First of all, we need such a concept as absolute growth. Calculating absolute growth is quite simple: to do this, calculate the difference between the latest economic indicators and the previous ones.

For example, if the selected indicator in the reporting period amounted to X rubles, and in the previous reporting period Y rubles, then the absolute increase will be X-Y rubles.

Absolute growth can be positive or negative. Using this indicator, you can immediately see the increase or decrease of the selected indicator for the selected period.

Rate of increase

The growth rate indicates relative growth. This is a relative value and is calculated as a percentage or fraction, as a growth factor. In order to calculate the growth rate for a selected indicator, you need to divide the absolute growth for the selected period by the indicator for the initial period. We multiply the resulting value by 100 to obtain a percentage.

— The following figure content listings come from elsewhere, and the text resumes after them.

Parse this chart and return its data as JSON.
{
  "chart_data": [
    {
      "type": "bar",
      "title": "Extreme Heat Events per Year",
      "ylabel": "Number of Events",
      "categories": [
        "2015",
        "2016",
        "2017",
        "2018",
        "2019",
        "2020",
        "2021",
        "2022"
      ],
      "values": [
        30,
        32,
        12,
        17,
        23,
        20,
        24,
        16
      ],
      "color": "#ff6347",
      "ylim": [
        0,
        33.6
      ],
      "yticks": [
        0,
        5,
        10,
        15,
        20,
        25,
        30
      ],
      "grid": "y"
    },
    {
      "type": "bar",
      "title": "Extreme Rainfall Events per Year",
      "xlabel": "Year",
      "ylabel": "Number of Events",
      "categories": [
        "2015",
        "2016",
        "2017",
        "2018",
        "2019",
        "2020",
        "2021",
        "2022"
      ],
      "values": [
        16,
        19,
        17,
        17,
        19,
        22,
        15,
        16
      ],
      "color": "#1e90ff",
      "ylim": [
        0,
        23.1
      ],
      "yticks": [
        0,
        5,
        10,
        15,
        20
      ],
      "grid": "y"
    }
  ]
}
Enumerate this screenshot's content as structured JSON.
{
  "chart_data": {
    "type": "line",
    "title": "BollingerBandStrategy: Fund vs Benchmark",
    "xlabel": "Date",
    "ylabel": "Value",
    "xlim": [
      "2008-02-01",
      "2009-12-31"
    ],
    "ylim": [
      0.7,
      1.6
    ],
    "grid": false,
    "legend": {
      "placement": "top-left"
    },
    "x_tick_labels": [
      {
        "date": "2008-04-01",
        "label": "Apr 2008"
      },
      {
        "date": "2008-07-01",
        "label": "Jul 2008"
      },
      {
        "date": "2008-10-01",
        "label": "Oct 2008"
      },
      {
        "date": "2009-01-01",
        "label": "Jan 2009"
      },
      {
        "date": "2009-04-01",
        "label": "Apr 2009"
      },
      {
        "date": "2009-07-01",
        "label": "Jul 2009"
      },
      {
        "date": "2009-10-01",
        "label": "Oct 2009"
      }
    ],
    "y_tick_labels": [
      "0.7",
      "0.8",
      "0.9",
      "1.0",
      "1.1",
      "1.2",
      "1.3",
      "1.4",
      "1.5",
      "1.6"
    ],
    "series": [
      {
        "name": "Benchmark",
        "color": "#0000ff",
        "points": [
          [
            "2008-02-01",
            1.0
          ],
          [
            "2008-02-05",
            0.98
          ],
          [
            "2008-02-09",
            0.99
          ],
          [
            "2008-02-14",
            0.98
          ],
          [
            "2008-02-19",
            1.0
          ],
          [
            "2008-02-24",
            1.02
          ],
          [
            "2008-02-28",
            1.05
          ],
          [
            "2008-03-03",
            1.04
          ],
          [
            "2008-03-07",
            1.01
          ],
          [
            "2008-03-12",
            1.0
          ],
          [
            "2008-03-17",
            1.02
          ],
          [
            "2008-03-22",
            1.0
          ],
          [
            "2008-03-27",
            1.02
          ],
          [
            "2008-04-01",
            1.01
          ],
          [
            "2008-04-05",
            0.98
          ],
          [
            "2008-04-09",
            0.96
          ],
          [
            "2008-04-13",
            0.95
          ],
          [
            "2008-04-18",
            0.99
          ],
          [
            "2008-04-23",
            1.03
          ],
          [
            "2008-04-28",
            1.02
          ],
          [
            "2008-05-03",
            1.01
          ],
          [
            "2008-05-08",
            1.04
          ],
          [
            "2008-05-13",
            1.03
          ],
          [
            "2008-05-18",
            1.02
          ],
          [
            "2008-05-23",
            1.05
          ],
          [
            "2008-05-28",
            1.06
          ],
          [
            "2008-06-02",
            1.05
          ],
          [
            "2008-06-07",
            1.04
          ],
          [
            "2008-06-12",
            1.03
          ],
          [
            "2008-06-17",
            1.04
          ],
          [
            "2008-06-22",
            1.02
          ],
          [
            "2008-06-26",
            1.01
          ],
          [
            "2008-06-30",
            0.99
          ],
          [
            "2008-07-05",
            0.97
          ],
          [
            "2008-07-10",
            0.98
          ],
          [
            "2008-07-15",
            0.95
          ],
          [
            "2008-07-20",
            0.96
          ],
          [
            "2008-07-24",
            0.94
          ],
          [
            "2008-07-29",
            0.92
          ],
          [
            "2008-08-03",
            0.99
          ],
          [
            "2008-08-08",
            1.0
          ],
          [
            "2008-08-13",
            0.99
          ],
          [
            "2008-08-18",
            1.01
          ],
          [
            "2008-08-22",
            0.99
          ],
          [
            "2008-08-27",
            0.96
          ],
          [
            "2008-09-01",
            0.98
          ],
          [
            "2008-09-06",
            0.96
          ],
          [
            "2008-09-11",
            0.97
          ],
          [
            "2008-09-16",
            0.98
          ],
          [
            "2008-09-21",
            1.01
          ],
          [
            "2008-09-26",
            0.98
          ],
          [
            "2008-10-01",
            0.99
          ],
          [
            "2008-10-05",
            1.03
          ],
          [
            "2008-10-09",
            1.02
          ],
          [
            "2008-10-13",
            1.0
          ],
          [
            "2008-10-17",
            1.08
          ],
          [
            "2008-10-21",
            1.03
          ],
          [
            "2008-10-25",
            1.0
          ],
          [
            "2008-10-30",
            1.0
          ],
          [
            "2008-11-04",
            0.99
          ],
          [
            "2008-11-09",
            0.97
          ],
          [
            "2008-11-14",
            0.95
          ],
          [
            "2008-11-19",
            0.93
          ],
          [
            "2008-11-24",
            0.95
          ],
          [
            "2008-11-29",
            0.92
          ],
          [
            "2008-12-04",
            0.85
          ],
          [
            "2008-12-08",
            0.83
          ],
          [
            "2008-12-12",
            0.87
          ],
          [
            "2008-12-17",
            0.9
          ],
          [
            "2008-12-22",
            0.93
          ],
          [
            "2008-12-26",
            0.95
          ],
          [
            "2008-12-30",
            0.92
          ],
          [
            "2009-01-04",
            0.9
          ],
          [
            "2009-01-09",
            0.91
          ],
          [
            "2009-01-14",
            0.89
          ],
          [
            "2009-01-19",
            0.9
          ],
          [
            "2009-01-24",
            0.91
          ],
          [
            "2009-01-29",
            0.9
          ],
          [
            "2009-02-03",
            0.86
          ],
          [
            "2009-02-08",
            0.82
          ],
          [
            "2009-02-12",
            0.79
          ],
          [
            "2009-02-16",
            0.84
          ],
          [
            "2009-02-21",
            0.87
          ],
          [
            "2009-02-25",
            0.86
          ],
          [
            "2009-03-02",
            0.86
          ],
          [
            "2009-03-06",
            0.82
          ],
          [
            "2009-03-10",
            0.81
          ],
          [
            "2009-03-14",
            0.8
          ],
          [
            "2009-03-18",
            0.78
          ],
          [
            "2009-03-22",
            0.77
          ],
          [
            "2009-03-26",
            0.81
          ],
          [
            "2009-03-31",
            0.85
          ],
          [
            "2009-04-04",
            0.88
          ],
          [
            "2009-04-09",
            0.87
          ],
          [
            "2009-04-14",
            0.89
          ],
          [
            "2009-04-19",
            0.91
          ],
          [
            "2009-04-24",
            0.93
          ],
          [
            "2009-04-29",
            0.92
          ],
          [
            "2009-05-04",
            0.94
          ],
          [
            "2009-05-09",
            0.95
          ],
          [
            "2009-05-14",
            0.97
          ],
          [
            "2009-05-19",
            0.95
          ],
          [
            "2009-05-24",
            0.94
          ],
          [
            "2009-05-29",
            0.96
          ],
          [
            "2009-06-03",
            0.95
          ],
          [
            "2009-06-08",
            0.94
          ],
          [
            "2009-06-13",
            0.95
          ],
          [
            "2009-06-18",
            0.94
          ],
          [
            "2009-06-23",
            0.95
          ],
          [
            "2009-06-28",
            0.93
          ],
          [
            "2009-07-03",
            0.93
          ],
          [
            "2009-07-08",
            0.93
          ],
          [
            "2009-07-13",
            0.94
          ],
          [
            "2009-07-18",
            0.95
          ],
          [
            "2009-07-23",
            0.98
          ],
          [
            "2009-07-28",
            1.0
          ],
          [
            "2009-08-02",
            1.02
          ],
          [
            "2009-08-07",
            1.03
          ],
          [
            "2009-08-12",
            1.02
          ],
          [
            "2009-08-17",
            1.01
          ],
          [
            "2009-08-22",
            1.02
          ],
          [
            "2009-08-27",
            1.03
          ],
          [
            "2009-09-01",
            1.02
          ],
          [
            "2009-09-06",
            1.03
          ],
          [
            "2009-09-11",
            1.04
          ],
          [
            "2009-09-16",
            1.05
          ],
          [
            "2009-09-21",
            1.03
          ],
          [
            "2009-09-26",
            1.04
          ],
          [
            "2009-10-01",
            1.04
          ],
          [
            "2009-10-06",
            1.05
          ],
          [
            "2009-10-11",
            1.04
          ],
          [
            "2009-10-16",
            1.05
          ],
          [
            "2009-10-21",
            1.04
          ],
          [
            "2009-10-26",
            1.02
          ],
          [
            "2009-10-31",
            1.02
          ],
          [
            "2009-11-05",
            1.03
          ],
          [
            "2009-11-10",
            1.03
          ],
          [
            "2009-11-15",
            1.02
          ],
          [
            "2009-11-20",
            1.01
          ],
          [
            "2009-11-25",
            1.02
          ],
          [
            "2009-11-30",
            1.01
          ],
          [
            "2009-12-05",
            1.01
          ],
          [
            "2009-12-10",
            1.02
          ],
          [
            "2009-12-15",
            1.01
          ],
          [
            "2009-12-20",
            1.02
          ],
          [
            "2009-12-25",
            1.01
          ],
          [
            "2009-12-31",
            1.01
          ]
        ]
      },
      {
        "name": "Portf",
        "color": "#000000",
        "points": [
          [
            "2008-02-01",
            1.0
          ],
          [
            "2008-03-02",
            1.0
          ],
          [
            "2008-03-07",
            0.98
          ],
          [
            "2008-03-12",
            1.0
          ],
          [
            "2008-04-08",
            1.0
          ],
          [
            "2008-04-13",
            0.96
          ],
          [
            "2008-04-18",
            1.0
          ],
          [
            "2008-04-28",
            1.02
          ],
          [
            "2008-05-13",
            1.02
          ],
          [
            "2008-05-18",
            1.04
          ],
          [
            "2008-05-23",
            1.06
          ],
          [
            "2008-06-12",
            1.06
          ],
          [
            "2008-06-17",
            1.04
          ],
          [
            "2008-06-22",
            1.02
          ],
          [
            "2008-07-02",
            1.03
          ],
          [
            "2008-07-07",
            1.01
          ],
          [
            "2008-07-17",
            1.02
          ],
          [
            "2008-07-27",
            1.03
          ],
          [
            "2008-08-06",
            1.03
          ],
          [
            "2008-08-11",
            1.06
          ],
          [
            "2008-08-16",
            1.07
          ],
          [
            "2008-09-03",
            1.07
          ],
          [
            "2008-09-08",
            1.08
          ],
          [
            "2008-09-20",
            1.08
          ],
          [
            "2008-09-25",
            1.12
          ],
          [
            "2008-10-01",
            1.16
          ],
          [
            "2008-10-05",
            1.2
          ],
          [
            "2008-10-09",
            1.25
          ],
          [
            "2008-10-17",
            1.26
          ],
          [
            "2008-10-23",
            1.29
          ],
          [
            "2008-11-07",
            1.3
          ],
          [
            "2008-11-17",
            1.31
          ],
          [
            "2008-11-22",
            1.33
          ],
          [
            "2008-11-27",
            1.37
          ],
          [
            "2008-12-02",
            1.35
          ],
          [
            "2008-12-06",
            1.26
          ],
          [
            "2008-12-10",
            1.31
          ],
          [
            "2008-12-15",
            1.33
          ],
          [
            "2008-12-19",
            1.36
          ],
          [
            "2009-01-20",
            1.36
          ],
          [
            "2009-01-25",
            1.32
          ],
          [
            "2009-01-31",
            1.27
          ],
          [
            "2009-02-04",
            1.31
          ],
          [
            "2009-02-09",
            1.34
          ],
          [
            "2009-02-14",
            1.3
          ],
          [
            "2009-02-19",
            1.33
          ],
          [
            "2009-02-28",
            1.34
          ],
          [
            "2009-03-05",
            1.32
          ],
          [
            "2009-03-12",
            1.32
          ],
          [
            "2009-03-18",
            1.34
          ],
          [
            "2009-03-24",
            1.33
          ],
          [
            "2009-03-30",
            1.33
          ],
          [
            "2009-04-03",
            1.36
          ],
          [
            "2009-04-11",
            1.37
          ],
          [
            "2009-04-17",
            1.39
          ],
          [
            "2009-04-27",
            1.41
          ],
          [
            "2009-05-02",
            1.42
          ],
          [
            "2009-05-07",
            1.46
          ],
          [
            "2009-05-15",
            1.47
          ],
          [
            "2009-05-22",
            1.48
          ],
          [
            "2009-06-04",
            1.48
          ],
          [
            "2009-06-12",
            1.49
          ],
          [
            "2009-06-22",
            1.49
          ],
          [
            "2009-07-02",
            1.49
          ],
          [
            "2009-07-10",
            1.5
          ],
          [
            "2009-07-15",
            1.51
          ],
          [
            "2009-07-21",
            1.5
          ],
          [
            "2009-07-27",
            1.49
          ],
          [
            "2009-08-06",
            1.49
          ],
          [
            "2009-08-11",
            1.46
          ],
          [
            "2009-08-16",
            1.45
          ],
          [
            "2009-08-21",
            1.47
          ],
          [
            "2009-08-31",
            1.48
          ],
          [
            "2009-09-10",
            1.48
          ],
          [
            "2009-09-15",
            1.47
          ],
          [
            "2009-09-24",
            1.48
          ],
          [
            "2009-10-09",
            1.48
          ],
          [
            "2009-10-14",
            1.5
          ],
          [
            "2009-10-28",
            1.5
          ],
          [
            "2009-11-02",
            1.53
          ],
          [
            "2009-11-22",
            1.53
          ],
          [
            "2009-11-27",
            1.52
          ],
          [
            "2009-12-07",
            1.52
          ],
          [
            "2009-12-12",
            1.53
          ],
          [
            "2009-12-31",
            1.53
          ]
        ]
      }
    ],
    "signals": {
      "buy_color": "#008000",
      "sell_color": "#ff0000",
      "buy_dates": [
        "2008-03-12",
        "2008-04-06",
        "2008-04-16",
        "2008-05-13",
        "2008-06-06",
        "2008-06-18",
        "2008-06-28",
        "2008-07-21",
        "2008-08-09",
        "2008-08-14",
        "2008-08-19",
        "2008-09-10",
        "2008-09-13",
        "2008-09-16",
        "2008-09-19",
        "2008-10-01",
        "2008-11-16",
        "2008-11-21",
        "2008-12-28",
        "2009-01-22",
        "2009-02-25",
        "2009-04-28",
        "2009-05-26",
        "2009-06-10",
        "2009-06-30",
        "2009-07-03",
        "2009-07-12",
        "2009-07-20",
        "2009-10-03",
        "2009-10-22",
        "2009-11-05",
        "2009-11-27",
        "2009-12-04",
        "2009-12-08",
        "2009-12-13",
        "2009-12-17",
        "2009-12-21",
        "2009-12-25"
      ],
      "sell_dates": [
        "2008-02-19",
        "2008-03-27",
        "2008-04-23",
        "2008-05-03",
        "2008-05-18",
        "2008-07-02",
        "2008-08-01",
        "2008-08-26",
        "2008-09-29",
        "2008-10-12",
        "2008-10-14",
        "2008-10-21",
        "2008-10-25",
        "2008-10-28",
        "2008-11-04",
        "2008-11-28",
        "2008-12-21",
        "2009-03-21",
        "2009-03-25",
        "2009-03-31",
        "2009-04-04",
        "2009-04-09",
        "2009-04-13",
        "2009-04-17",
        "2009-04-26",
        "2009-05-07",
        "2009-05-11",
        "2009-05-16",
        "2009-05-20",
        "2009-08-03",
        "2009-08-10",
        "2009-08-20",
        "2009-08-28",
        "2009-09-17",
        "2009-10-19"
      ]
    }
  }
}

Let's look at the example already given:

  • For the reporting period, revenue is X rubles, and for the previous one - Y rubles.
  • The absolute increase is X-Y.
  • The growth rate can now be calculated from the available data: (X-Y)/Y *100. This indicator can also be positive or negative.

To calculate the growth rate for the entire period, you need to select an initial, base level (for example, the year the company was founded). Then the absolute increase is calculated as the difference between the indicators of the last year and the first year. By dividing this difference by the indicator for the first year, you can calculate the growth rate for the entire period.

Dynamic indicators of the economic system show its viability and profitability. One of these indicators is the growth rate, which shows the percentage of growth in indicators.